The prediction is computed as:

[ \hat{y}(x) = \frac{\sum_{i=1}^{K} \alpha_i \cdot y_i}{\sum_{i=1}^{K} \alpha_i} \quad \text{where} \quad \alpha_i = \frac{1}{d(x, x_i) + \epsilon} ]

This corresponds to a kernel-style local weighted regression estimator.

Key Properties

  • Stable under duplicate points
    Distance flooring prevents singularities and dominance by identical samples.

  • Robust to noise
    Distant or weakly related neighbors contribute less.

  • Locally adaptive behavior
    Predictions adapt to neighborhood structure rather than enforcing a global model.


Classification Prediction

For classification tasks, SmartKNN uses distance-weighted class voting rather than simple majority voting.

Voting Strategy

  • Each neighbor contributes a vote weighted by inverse distance
  • Votes are accumulated per class
  • The class with the highest total weighted score is selected

This avoids brittle majority voting and improves minority-class recall.


Numerical Stability Guarantees

Prediction logic enforces:

  • Distance flooring to prevent division-by-zero
  • Sanitized distance inputs
  • Bounded, deterministic aggregation

These guarantees ensure consistent behavior across datasets and execution modes.


Consistency Across Backends

Prediction logic is backend-agnostic.

Backend choice affects which neighbors are retrieved, not how predictions are computed.

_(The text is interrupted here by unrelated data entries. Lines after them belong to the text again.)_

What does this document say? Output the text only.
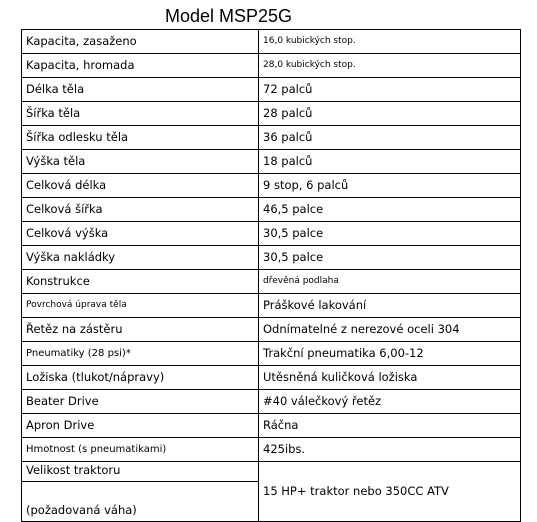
Model MSP25G
Kapacita, zasaženo	16,0 kubických stop.
Kapacita, hromada	28,0 kubických stop.
Délka těla	72 palců
Šířka těla	28 palců
Šířka odlesku těla	36 palců
Výška těla	18 palců
Celková délka	9 stop, 6 palců
Celková šířka	46,5 palce
Celková výška	30,5 palce
Výška nakládky	30,5 palce
Konstrukce	dřevěná podlaha
Povrchová úprava těla	Práškové lakování
Řetěz na zástěru	Odnímatelné z nerezové oceli 304
Pneumatiky (28 psi)*	Trakční pneumatika 6,00-12
Ložiska (tlukot/nápravy)	Utěsněná kuličková ložiska
Beater Drive	#40 válečkový řetěz
Apron Drive	Ráčna
Hmotnost (s pneumatikami)	425ibs.
Velikost traktoru	15 HP+ traktor nebo 350CC ATV
(požadovaná váha)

Determinism and Reproducibility

Given identical input, configuration, and retrieved neighbors, SmartKNN guarantees:

  • Deterministic predictions
  • Reproducible outputs
  • Stable interpretability reports

No hidden state or adaptation occurs during inference.


Summary

SmartKNN prediction logic uses distance-weighted aggregation over a learned metric space.

By cleanly separating: - feature-weighted distance computation - distance-weighted prediction aggregation

SmartKNN achieves robust, interpretable, and production-safe predictions.